735 F.Supp. 1525–26.
We find the reasoning in George to be persuasive and the facts in George to be analogous to those in the present case. Similar to George, in the present case there was evidence presented indicating that PARA's officials had actual knowledge that the bleachers were in need of repair, that PARA's officials had “actual knowledge” that someone was likely to fall as a result of the condition of the bleachers and that a fall onto concrete from the bleachers presented “an unreasonable risk of death or serious bodily harm,” and that PARA's officials had failed to guard the bleachers or warn the persons using the bleachers. Although the facts in this case are disputed, as opposed to the facts in George, which were admitted, because we are reviewing a summary judgment, “we must review the evidence in the light most favorable to the nonmovant.” Dow, 897 So.2d at 1038. We therefore conclude that Shirley created a genuine issue of material fact regarding whether PARA fell within the parameters set forth in § 35–15–24.

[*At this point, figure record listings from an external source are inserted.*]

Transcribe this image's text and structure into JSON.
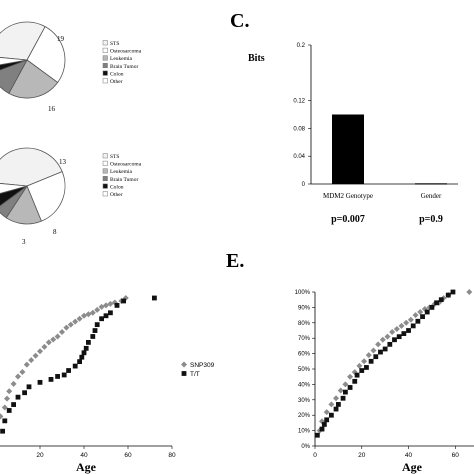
{
  "chart_data": [
    {
      "panel": "pie-top",
      "type": "pie",
      "slices": [
        {
          "label": "STS",
          "value": 22,
          "color": "#f2f2f2"
        },
        {
          "label": "Osteosarcoma",
          "value": 19,
          "color": "#ffffff"
        },
        {
          "label": "Leukemia",
          "value": 16,
          "color": "#b8b8b8"
        },
        {
          "label": "Brain Tumor",
          "value": 8,
          "color": "#808080"
        },
        {
          "label": "Colon",
          "value": 2,
          "color": "#111111"
        },
        {
          "label": "Other",
          "value": 3,
          "color": "#ffffff"
        }
      ],
      "visible_labels": [
        "19",
        "16"
      ],
      "legend": [
        "STS",
        "Osteosarcoma",
        "Leukemia",
        "Brain Tumor",
        "Colon",
        "Other"
      ]
    },
    {
      "panel": "pie-bottom",
      "type": "pie",
      "slices": [
        {
          "label": "STS",
          "value": 22,
          "color": "#f2f2f2"
        },
        {
          "label": "Osteosarcoma",
          "value": 13,
          "color": "#ffffff"
        },
        {
          "label": "Leukemia",
          "value": 8,
          "color": "#b8b8b8"
        },
        {
          "label": "Brain Tumor",
          "value": 3,
          "color": "#808080"
        },
        {
          "label": "Colon",
          "value": 3,
          "color": "#111111"
        },
        {
          "label": "Other",
          "value": 3,
          "color": "#ffffff"
        }
      ],
      "visible_labels": [
        "13",
        "8",
        "3"
      ],
      "legend": [
        "STS",
        "Osteosarcoma",
        "Leukemia",
        "Brain Tumor",
        "Colon",
        "Other"
      ]
    },
    {
      "panel": "C",
      "panel_label": "C.",
      "type": "bar",
      "ylabel": "Bits",
      "categories": [
        "MDM2 Genotype",
        "Gender"
      ],
      "values": [
        0.1,
        0.001
      ],
      "pvalues": [
        "p=0.007",
        "p=0.9"
      ],
      "ylim": [
        0,
        0.2
      ],
      "yticks": [
        "0",
        "0.04",
        "0.08",
        "0.12",
        "0.2"
      ],
      "ytick_values": [
        0,
        0.04,
        0.08,
        0.12,
        0.2
      ],
      "grid": false
    },
    {
      "panel": "E-left",
      "panel_label": "E.",
      "type": "scatter",
      "xlabel": "Age",
      "xticks": [
        20,
        40,
        60,
        80
      ],
      "xlim": [
        0,
        80
      ],
      "ylim": [
        0,
        1
      ],
      "legend_position": "right",
      "series": [
        {
          "name": "SNP309",
          "marker": "diamond",
          "color": "#8c8c8c",
          "points": [
            [
              2,
              0.2
            ],
            [
              4,
              0.26
            ],
            [
              5,
              0.32
            ],
            [
              6,
              0.37
            ],
            [
              8,
              0.42
            ],
            [
              10,
              0.47
            ],
            [
              12,
              0.5
            ],
            [
              14,
              0.55
            ],
            [
              16,
              0.58
            ],
            [
              18,
              0.61
            ],
            [
              20,
              0.64
            ],
            [
              22,
              0.67
            ],
            [
              24,
              0.7
            ],
            [
              26,
              0.72
            ],
            [
              28,
              0.74
            ],
            [
              30,
              0.77
            ],
            [
              32,
              0.8
            ],
            [
              34,
              0.82
            ],
            [
              36,
              0.84
            ],
            [
              38,
              0.86
            ],
            [
              40,
              0.88
            ],
            [
              42,
              0.89
            ],
            [
              44,
              0.9
            ],
            [
              46,
              0.92
            ],
            [
              48,
              0.94
            ],
            [
              50,
              0.95
            ],
            [
              52,
              0.96
            ],
            [
              54,
              0.97
            ],
            [
              57,
              0.98
            ],
            [
              59,
              1.0
            ]
          ]
        },
        {
          "name": "T/T",
          "marker": "square",
          "color": "#111111",
          "points": [
            [
              3,
              0.1
            ],
            [
              4,
              0.17
            ],
            [
              6,
              0.24
            ],
            [
              8,
              0.28
            ],
            [
              10,
              0.33
            ],
            [
              13,
              0.36
            ],
            [
              15,
              0.4
            ],
            [
              20,
              0.43
            ],
            [
              25,
              0.45
            ],
            [
              28,
              0.47
            ],
            [
              31,
              0.48
            ],
            [
              33,
              0.51
            ],
            [
              36,
              0.54
            ],
            [
              38,
              0.57
            ],
            [
              39,
              0.6
            ],
            [
              40,
              0.63
            ],
            [
              41,
              0.66
            ],
            [
              42,
              0.7
            ],
            [
              44,
              0.74
            ],
            [
              45,
              0.78
            ],
            [
              46,
              0.82
            ],
            [
              48,
              0.86
            ],
            [
              50,
              0.88
            ],
            [
              52,
              0.9
            ],
            [
              55,
              0.95
            ],
            [
              58,
              0.98
            ],
            [
              72,
              1.0
            ]
          ]
        }
      ]
    },
    {
      "panel": "E-right",
      "type": "scatter",
      "xlabel": "Age",
      "xticks": [
        0,
        20,
        40,
        60
      ],
      "xlim": [
        0,
        68
      ],
      "ylim": [
        0,
        1
      ],
      "yticks": [
        "0%",
        "10%",
        "20%",
        "30%",
        "40%",
        "50%",
        "60%",
        "70%",
        "80%",
        "90%",
        "100%"
      ],
      "ytick_values": [
        0,
        0.1,
        0.2,
        0.3,
        0.4,
        0.5,
        0.6,
        0.7,
        0.8,
        0.9,
        1.0
      ],
      "series": [
        {
          "marker": "diamond",
          "color": "#8c8c8c",
          "points": [
            [
              2,
              0.1
            ],
            [
              3,
              0.16
            ],
            [
              5,
              0.22
            ],
            [
              7,
              0.27
            ],
            [
              9,
              0.31
            ],
            [
              11,
              0.36
            ],
            [
              13,
              0.4
            ],
            [
              15,
              0.45
            ],
            [
              17,
              0.48
            ],
            [
              19,
              0.52
            ],
            [
              21,
              0.55
            ],
            [
              23,
              0.59
            ],
            [
              25,
              0.62
            ],
            [
              27,
              0.66
            ],
            [
              29,
              0.69
            ],
            [
              31,
              0.71
            ],
            [
              33,
              0.74
            ],
            [
              35,
              0.76
            ],
            [
              37,
              0.78
            ],
            [
              39,
              0.8
            ],
            [
              41,
              0.82
            ],
            [
              43,
              0.85
            ],
            [
              45,
              0.87
            ],
            [
              47,
              0.89
            ],
            [
              49,
              0.9
            ],
            [
              51,
              0.92
            ],
            [
              53,
              0.93
            ],
            [
              55,
              0.96
            ],
            [
              57,
              0.98
            ],
            [
              66,
              1.0
            ]
          ]
        },
        {
          "marker": "square",
          "color": "#111111",
          "points": [
            [
              1,
              0.07
            ],
            [
              3,
              0.11
            ],
            [
              4,
              0.14
            ],
            [
              5,
              0.17
            ],
            [
              7,
              0.2
            ],
            [
              9,
              0.24
            ],
            [
              10,
              0.27
            ],
            [
              12,
              0.31
            ],
            [
              13,
              0.35
            ],
            [
              15,
              0.38
            ],
            [
              17,
              0.42
            ],
            [
              18,
              0.46
            ],
            [
              20,
              0.49
            ],
            [
              22,
              0.51
            ],
            [
              24,
              0.55
            ],
            [
              26,
              0.58
            ],
            [
              28,
              0.61
            ],
            [
              30,
              0.63
            ],
            [
              32,
              0.66
            ],
            [
              34,
              0.69
            ],
            [
              36,
              0.71
            ],
            [
              38,
              0.73
            ],
            [
              40,
              0.75
            ],
            [
              42,
              0.78
            ],
            [
              44,
              0.81
            ],
            [
              46,
              0.84
            ],
            [
              48,
              0.87
            ],
            [
              50,
              0.9
            ],
            [
              52,
              0.93
            ],
            [
              54,
              0.95
            ],
            [
              57,
              0.98
            ],
            [
              59,
              1.0
            ]
          ]
        }
      ]
    }
  ]
}
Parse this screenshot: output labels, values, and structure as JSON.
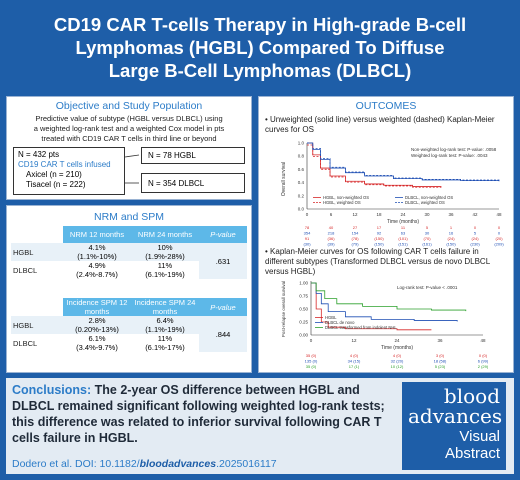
{
  "title": {
    "line1": "CD19 CAR T-cells Therapy in High-grade B-cell",
    "line2": "Lymphomas (HGBL) Compared To Diffuse",
    "line3": "Large B-Cell Lymphomas (DLBCL)"
  },
  "objective": {
    "heading": "Objective and Study Population",
    "text1": "Predictive value of subtype (HGBL versus DLBCL) using",
    "text2": "a weighted log-rank test and a weighted Cox model in pts",
    "text3": "treated with CD19 CAR T cells in third line or beyond",
    "n_total": "N = 432 pts",
    "infused_label": "CD19 CAR T cells infused",
    "axicel": "Axicel (n = 210)",
    "tisacel": "Tisacel (n = 222)",
    "n_hgbl": "N = 78 HGBL",
    "n_dlbcl": "N = 354 DLBCL"
  },
  "nrm_spm": {
    "heading": "NRM and SPM",
    "nrm_headers": [
      "NRM 12 months",
      "NRM 24 months",
      "P-value"
    ],
    "nrm_rows": [
      {
        "label": "HGBL",
        "v12": "4.1%",
        "ci12": "(1.1%-10%)",
        "v24": "10%",
        "ci24": "(1.9%-28%)",
        "p": ".631"
      },
      {
        "label": "DLBCL",
        "v12": "4.9%",
        "ci12": "(2.4%-8.7%)",
        "v24": "11%",
        "ci24": "(6.1%-19%)",
        "p": ""
      }
    ],
    "spm_headers": [
      "Incidence SPM 12 months",
      "Incidence SPM 24 months",
      "P-value"
    ],
    "spm_rows": [
      {
        "label": "HGBL",
        "v12": "2.8%",
        "ci12": "(0.20%-13%)",
        "v24": "6.4%",
        "ci24": "(1.1%-19%)",
        "p": ".844"
      },
      {
        "label": "DLBCL",
        "v12": "6.1%",
        "ci12": "(3.4%-9.7%)",
        "v24": "11%",
        "ci24": "(6.1%-17%)",
        "p": ""
      }
    ]
  },
  "outcomes": {
    "heading": "OUTCOMES",
    "bullet1": "Unweighted (solid line) versus weighted (dashed) Kaplan-Meier curves for OS",
    "bullet2": "Kaplan-Meier curves for OS following CAR T cells failure in different subtypes (Transformed DLBCL versus de novo DLBCL versus HGBL)",
    "plot1_note1": "Non-weighted log-rank test: P-value: .0058",
    "plot1_note2": "Weighted log-rank test: P-value: .0043",
    "plot1_ylabel": "Overall survival",
    "plot1_xlabel": "Time (months)",
    "plot1_xticks": [
      "0",
      "6",
      "12",
      "18",
      "24",
      "30",
      "36",
      "42",
      "48"
    ],
    "plot1_yticks": [
      "0.0",
      "0.2",
      "0.4",
      "0.6",
      "0.8",
      "1.0"
    ],
    "plot1_legend": [
      "HGBL, non-weighted OS",
      "DLBCL, non-weighted OS",
      "HGBL, weighted OS",
      "DLBCL, weighted OS"
    ],
    "plot1_risk_rows": [
      [
        "78",
        "40",
        "27",
        "17",
        "11",
        "5",
        "1",
        "0",
        "0"
      ],
      [
        "354",
        "218",
        "154",
        "92",
        "63",
        "30",
        "16",
        "5",
        "0"
      ],
      [
        "91",
        "(36)",
        "(78)",
        "(150)",
        "(101)",
        "(70)",
        "(24)",
        "(24)",
        "(20)"
      ],
      [
        "(30)",
        "(39)",
        "(79)",
        "(150)",
        "(151)",
        "(161)",
        "(150)",
        "(230)",
        "(209)"
      ]
    ],
    "plot2_note": "Log-rank test: P-value < .0001",
    "plot2_ylabel": "Post-relapse overall survival",
    "plot2_xlabel": "Time (months)",
    "plot2_xticks": [
      "0",
      "12",
      "24",
      "36",
      "48"
    ],
    "plot2_yticks": [
      "0.00",
      "0.25",
      "0.50",
      "0.75",
      "1.00"
    ],
    "plot2_legend": [
      "HGBL",
      "DLBCL de novo",
      "DLBCL transformed from indolent NHL"
    ],
    "plot2_risk_rows": [
      [
        "35 (0)",
        "4 (0)",
        "4 (0)",
        "3 (0)",
        "0 (0)"
      ],
      [
        "135 (0)",
        "34 (15)",
        "32 (20)",
        "18 (58)",
        "6 (99)"
      ],
      [
        "35 (0)",
        "17 (1)",
        "10 (12)",
        "5 (23)",
        "2 (29)"
      ]
    ]
  },
  "colors": {
    "frame": "#1e5ea8",
    "accent": "#2c7cc8",
    "header_cell": "#5db8e8",
    "hgbl_curve": "#d62728",
    "dlbcl_curve": "#1f4fb4",
    "transformed_curve": "#2ca02c"
  },
  "conclusion": {
    "lead": "Conclusions:",
    "text": "The 2-year OS difference between HGBL and DLBCL remained significant following weighted log-rank tests; this difference was related to inferior survival following CAR T cells failure in HGBL."
  },
  "citation": {
    "prefix": "Dodero et al. DOI: 10.1182/",
    "bold": "bloodadvances",
    "suffix": ".2025016117"
  },
  "logo": {
    "line1": "blood",
    "line2": "advances",
    "line3": "Visual",
    "line4": "Abstract"
  }
}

Based on the foregoing, we reverse the summary judgment entered by the trial court and remand this cause for further proceedings consistent with this opinion.
MOTION TO STRIKE DENIED; REVERSED AND REMANDED.
1. PARA filed a motion on appeal to strike Shirley's brief to this court; that motion is denied. We note, however, that this court has considered only the evidence properly presented to the trial court and contained in the record on appeal. See Etherton v. City of Homewood, 700 So.2d 1374, 1378 (Ala.1997).
THOMPSON, P.J., and PITTMAN and THOMAS, JJ., concur. DONALDSON, J., recuses himself.